O'TOP Packages to Implement

The basic idea is to support as much of the underlying architecture as possible, and allow low-level access to it; but offer our own, standardize interface, implemented on top of it.

Basic I/O

Just interface the system with the usual POSIX file mechanisms, so we can deal with I/O terminals. Access can be done through a low-level object, but several views of files as more sympathetic abstractions (arrays, list, sequence, input or output channels, etc.) are needed.

To allow multithreaded I/O, we'll have to use select.

Dynamic code loading

We should support dynamic loading of modules, and if possible modules in shared memory. We should also support (as far as possible) importing of standard low-level system modules.
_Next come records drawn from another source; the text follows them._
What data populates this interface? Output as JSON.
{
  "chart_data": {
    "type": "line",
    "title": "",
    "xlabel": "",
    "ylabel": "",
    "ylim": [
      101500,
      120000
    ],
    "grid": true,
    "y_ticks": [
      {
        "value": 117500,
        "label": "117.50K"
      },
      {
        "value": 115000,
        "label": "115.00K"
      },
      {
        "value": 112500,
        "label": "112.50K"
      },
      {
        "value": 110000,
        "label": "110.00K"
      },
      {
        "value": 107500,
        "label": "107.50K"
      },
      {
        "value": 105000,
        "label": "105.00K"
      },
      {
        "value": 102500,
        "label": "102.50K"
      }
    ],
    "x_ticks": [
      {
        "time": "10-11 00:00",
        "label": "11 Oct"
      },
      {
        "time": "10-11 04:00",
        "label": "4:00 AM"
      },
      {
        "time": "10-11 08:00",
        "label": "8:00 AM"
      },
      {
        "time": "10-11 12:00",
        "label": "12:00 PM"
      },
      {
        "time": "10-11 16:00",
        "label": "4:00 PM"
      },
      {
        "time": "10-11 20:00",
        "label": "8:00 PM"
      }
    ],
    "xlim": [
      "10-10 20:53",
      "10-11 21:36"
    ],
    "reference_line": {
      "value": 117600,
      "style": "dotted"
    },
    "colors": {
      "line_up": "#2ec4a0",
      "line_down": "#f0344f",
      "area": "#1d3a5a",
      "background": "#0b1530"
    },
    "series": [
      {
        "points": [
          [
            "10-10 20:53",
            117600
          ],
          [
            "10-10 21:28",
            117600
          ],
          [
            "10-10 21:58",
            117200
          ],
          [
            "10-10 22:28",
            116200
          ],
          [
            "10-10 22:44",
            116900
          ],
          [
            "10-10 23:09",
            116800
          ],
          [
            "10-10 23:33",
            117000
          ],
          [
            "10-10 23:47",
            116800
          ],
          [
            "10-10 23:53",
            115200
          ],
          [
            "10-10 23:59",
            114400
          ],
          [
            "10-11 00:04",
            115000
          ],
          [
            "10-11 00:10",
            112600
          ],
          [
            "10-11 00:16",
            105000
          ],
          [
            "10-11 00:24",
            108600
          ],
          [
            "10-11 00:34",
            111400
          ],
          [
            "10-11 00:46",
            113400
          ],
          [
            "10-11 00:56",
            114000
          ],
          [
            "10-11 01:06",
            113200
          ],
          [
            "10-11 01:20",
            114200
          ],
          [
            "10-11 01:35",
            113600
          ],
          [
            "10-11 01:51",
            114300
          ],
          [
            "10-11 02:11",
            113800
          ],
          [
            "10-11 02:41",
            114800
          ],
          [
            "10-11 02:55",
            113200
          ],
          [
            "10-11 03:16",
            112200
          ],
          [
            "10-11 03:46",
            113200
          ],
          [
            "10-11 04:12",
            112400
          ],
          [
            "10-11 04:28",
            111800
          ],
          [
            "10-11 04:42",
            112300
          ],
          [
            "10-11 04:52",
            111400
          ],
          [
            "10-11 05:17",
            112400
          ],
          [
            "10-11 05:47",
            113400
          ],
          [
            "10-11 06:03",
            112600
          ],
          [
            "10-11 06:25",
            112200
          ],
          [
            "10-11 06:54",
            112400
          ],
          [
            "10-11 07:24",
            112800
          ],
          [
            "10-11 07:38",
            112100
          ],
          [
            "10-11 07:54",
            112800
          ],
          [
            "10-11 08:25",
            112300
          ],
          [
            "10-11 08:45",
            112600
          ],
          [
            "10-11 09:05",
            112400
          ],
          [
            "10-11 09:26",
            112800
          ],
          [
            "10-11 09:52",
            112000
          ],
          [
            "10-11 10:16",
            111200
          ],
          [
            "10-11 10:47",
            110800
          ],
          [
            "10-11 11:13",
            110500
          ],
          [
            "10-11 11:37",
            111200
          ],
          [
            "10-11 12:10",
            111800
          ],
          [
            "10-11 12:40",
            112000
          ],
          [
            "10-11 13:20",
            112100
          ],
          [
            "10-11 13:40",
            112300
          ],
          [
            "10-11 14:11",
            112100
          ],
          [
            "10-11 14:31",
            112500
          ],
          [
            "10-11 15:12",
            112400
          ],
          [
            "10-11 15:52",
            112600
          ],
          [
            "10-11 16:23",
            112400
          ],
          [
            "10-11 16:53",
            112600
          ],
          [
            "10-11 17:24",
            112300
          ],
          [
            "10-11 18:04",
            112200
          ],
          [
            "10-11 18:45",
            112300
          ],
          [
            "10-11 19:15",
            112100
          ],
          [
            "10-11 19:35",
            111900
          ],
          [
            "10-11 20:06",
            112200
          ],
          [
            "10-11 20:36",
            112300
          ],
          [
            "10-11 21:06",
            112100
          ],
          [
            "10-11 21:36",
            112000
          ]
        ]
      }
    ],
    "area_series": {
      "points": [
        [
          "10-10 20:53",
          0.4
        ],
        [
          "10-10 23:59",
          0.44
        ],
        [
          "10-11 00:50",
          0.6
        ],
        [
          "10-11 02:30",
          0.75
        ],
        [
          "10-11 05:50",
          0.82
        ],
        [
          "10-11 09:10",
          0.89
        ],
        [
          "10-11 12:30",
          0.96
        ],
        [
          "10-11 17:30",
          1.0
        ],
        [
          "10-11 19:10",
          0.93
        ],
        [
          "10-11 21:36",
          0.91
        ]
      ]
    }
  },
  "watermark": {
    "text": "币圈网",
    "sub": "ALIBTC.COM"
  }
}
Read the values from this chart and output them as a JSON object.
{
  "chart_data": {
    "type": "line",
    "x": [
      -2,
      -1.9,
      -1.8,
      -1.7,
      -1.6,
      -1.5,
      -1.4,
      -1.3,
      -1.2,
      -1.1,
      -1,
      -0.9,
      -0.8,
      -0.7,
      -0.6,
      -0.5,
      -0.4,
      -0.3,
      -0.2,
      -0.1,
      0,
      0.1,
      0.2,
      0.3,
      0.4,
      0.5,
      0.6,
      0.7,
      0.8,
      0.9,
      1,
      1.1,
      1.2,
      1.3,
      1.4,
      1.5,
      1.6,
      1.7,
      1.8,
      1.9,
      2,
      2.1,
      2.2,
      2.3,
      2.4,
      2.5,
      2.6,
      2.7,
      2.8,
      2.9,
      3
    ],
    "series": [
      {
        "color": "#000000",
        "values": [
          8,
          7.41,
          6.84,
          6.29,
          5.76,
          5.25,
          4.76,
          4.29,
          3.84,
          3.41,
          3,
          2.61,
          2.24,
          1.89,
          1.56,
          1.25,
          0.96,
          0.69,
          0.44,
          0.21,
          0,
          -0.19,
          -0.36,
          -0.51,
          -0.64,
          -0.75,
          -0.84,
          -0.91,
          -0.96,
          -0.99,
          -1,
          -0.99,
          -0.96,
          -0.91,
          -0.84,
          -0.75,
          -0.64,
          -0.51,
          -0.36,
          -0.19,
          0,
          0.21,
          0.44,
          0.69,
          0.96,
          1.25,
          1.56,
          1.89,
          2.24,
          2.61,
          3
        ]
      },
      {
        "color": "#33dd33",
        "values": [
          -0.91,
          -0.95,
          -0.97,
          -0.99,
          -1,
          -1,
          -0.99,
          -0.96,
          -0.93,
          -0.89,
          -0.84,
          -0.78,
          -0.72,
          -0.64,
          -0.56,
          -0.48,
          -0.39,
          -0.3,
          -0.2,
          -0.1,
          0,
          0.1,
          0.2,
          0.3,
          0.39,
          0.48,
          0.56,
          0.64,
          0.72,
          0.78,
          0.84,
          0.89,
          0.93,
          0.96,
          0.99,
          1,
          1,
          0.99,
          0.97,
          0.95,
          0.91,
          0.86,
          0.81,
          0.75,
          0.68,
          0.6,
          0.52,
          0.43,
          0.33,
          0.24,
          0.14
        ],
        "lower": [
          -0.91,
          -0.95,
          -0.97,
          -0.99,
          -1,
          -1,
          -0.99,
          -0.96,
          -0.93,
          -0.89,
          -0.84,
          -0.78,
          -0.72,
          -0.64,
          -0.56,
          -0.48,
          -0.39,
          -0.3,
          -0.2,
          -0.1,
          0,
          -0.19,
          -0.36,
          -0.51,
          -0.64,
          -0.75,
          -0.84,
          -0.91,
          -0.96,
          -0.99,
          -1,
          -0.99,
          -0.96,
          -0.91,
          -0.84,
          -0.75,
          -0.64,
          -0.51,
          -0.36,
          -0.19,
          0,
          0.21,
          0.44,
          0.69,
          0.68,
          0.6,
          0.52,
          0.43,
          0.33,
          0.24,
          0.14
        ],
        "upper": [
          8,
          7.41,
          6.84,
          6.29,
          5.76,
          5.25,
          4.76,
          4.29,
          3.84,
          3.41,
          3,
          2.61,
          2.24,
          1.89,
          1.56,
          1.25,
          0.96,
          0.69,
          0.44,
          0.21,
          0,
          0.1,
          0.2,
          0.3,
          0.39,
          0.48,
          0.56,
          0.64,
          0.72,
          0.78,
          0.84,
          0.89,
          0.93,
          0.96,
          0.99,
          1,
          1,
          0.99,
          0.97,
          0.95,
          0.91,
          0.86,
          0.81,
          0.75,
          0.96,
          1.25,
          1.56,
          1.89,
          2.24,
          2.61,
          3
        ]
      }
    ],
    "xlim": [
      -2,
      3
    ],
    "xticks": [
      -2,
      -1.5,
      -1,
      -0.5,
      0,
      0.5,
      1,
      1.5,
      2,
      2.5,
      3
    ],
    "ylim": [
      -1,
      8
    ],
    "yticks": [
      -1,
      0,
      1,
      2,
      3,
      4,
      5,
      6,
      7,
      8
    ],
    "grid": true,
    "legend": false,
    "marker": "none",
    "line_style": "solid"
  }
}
Have a look at how ELF works under Linux.

Threads

We shall port our usual TUNES thread system to POSIX, and use SIGVTALRM to time-schedule our cooperative threads.

See this forum and resource site.

PTY handling

This is a very useful package, and not only to TUNES: once it's done, we automatically obtain the capability to dynamically combine and recombine inputs and outputs of pty's:

This is much better than what, say, screen does, because we can independently remap input and output, and combine them in infinitely many useful ways. Because we can control pty's, we can fully control Unix programs, and allow these programs to interface TUNES nicely. With this, we can automatically have powerful text window systems and subsystems under Unix.

Of course, all that depends on there being some reliable pty daemon; until TUNES is very stable, a particular session can be dedicated to that (as TUNES is fine grained, there's no memory problem); most probably, separate from others (communicating by messages as usual).

Information: man tty, man pty, man select, more /usr/include/**/*.h, read emacs info pages, etc.

X Windowing

Reuse some existing X toolkit package and interface it to TUNES.

Candidates: Tk, GTk.

Other

More generally than the above SIGVTALRM, we should support provide a standard TUNES interface to signals.

All the fork, popen, etc. primitives, should be available too, in a straightforward way. Processes are viewed as multiple TUNES "hosts" in a distributed system; as of performance, it should be made clear that forking won't increase the total machine speed (though it may increase the share we have!), so there is no reason to migrate on the same machine unless it eases communication. Merging servers into a one active and another one asleep may be good, unless there are security or time-share competition reasons.

Provide network communication via sockets. Apart from their low security/efficiency performances, they are the same as any other TUNES communication subsystem.